Does the patient have neurofibromatosis (spinal cord or peripheral nerve lesions) or connective tissue disease, such as rheumatoid arthritis (entrapment mononeuropathy, mononeuritis multiplex, or peripheral neuropathy)? Is there a cervical rib?
3. What disability does the sensory and/or motor neurologic deficit cause?
The most important thing for the patient is not locating the anatomic site of the lesion but what that lesion prevents the patient from doing.
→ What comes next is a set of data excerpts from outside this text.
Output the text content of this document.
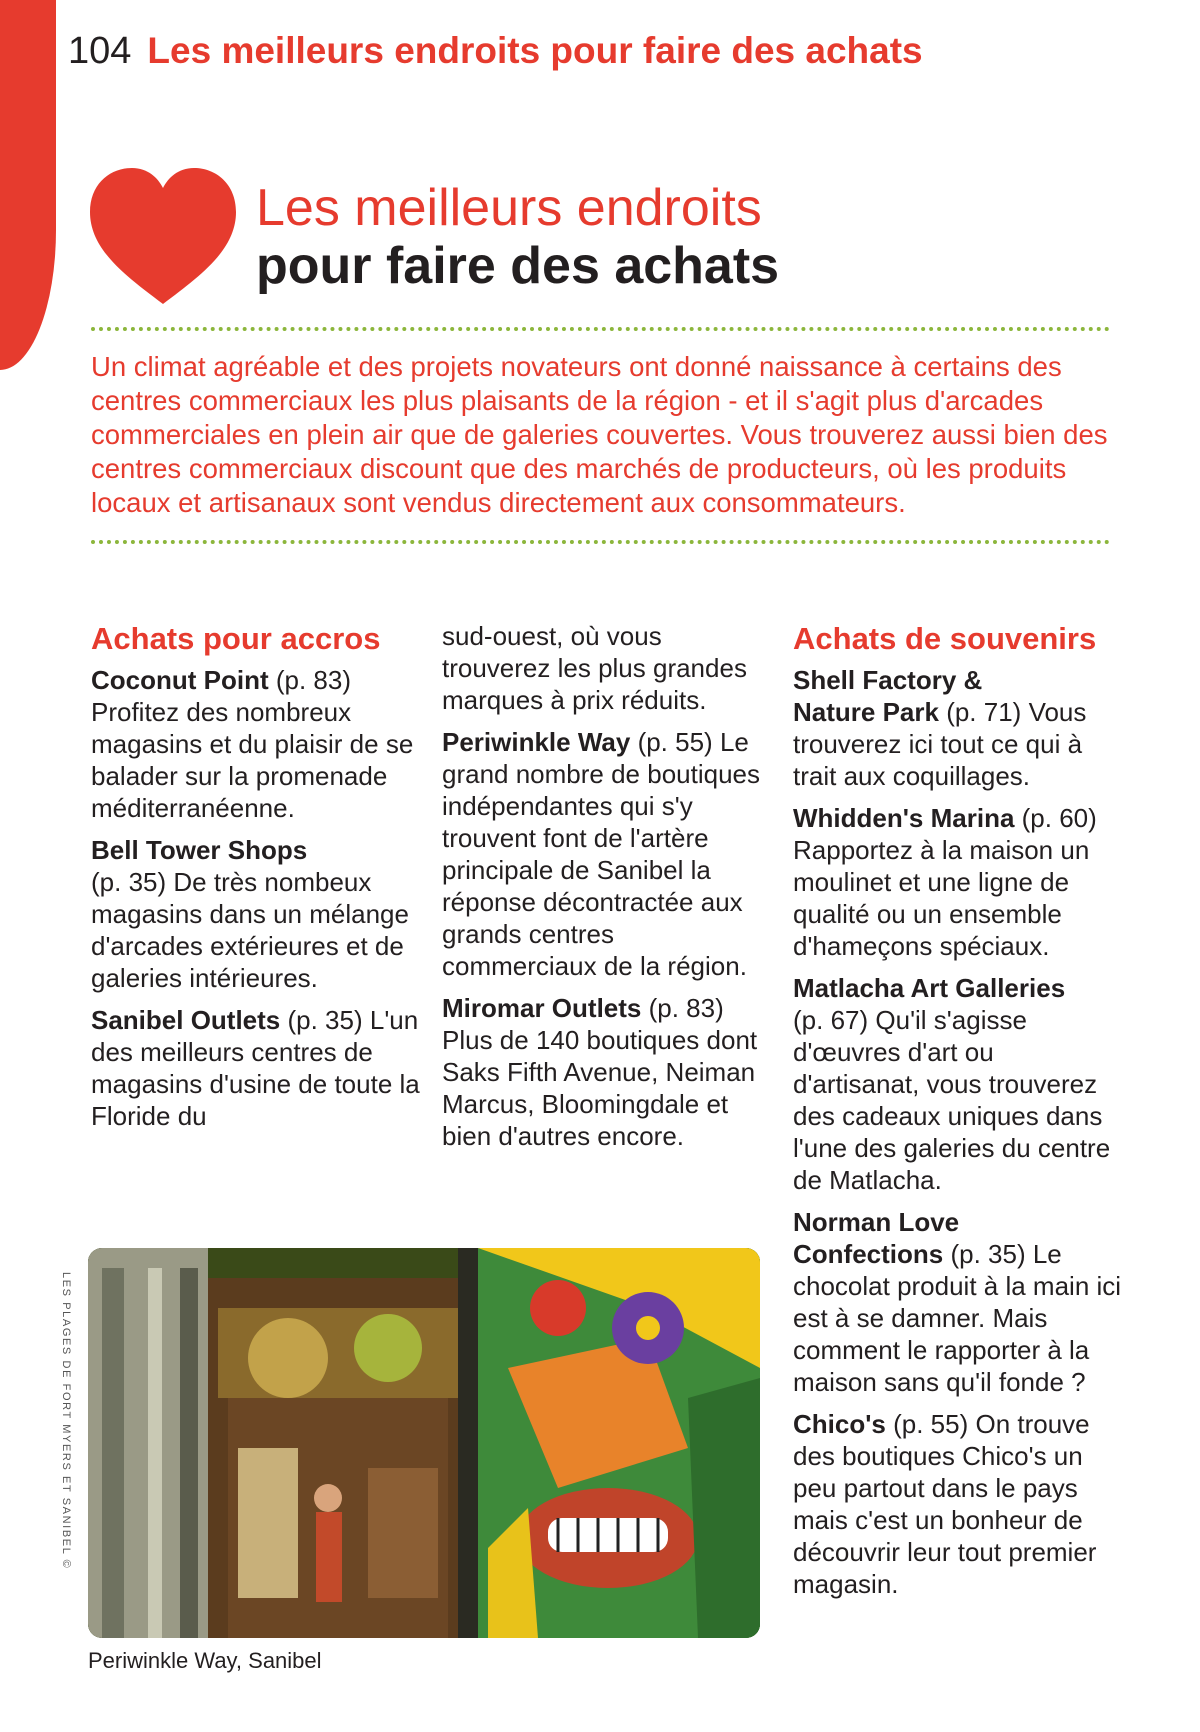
104 Les meilleurs endroits pour faire des achats
Les meilleurs endroits
pour faire des achats

Un climat agréable et des projets novateurs ont donné naissance à certains des centres commerciaux les plus plaisants de la région - et il s'agit plus d'arcades commerciales en plein air que de galeries couvertes. Vous trouverez aussi bien des centres commerciaux discount que des marchés de producteurs, où les produits locaux et artisanaux sont vendus directement aux consommateurs.

Achats pour accros

Coconut Point (p. 83) Profitez des nombreux magasins et du plaisir de se balader sur la promenade méditerranéenne.

Bell Tower Shops
(p. 35) De très nombeux magasins dans un mélange d'arcades extérieures et de galeries intérieures.

Sanibel Outlets (p. 35) L'un des meilleurs centres de magasins d'usine de toute la Floride du

sud-ouest, où vous trouverez les plus grandes marques à prix réduits.

Periwinkle Way (p. 55) Le grand nombre de boutiques indépendantes qui s'y trouvent font de l'artère principale de Sanibel la réponse décontractée aux grands centres commerciaux de la région.

Miromar Outlets (p. 83) Plus de 140 boutiques dont Saks Fifth Avenue, Neiman Marcus, Bloomingdale et bien d'autres encore.

Achats de souvenirs

Shell Factory &
Nature Park (p. 71) Vous trouverez ici tout ce qui à trait aux coquillages.

Whidden's Marina (p. 60) Rapportez à la maison un moulinet et une ligne de qualité ou un ensemble d'hameçons spéciaux.

Matlacha Art Galleries
(p. 67) Qu'il s'agisse d'œuvres d'art ou d'artisanat, vous trouverez des cadeaux uniques dans l'une des galeries du centre de Matlacha.

Norman Love
Confections (p. 35) Le chocolat produit à la main ici est à se damner. Mais comment le rapporter à la maison sans qu'il fonde ?

Chico's (p. 55) On trouve des boutiques Chico's un peu partout dans le pays mais c'est un bonheur de découvrir leur tout premier magasin.

Periwinkle Way, Sanibel
LES PLAGES DE FORT MYERS ET SANIBEL ©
This is an important part of the examination and is often missed.
Think what tasks the affected part of the body normally performs, and ask the patient to show you how he or she manages, such as doing up buttons (for peripheral neuropathy), brushing hair, or standing out of a chair (for proximal myopathy).
Watching the patient walk can give useful information (see image bellow).
Investigating and Diagnosing the Patient with Sensory and/or Motor Neurologic Deficits
The pathway of investigation is very much determined by findings on the history and clinical examination. The following tests may be useful but each patient will require only those relevant to their presentation:
- Complete blood count and erythrocyte sedimentation rate: reactive picture in inflammation, infection, and neoplasm, and raised mean corpuscular volume in vitamin B12 deficiency and alcohol abuse.
- Metabolic panel: raised urea and creatinine in renal failure, potassium high or low in periodic paralyses.
- Serum calcium: raised in hyperparathyroidism.
- Serum glucose: raised in DM.
- Liver function tests: raised γ-glutamyltransferase in alcohol abuse, raised alkaline phosphatase in Paget’s disease, and deranged transamines in metastases, infection, and Wilson’s disease.
- Thyroid function tests: hyper- or hypothyroidism.
- Creatine kinase: markedly raised in muscle inflammation and muscular dystrophies.
- Autoantibodies: RA, SLE, and PAN.
- Serology: HIV, herpes, and syphilis where appropriate.
- Immunoglobulins: paraproteinemias.
- Lumbar puncture: microscopy (infection and malignancy), culture and sensitivity (infection), glucose (reduced in bacterial and tuberculous meningitis), protein (markedly raised in tuberculous meningitis, acoustic neuroma, Guillain-Barré syndrome, Behçet’s syndrome, and Froin’s syndrome), oligoclonal bands (raised in MS and also in SLE, syphilis, sarcoidosis, and Behçet’s syndrome), and xanthochromia (yellow cerebrospinal fluid due to hemoglobin breakdown products) indicating recent subarachnoid hemorrhage.
- Electroencephalogram: may indicate structural cerebral pathology and is characteristic in herpes simplex encephalitis.
- Electromyogram: primary muscle disease (typical changes in myotonia and myasthenia); it also shows denervation but not its cause.
- Nerve conduction studies demonstrate peripheral neuropathies.
- Radiology: plain radiographs may demonstrate degenerative and destructive bone lesions and fractures; computed tomography (CT) scanning and magnetic resonance imaging (MRI) of the brain and spine are extremely useful in diagnosing and localizing central lesions; myelography can be useful in demonstrating compressive cord lesions but this technique has been largely superseded by CT scans and MRI.
- Visual evoked potentials: demonstrate previous retrobulbar neuritis in MS.
- Biopsy: if the diagnosis is in doubt, despite history, examination, and noninvasive procedures. Muscle, nerve, and brain biopsies can be performed to give a definitive histologic diagnosis.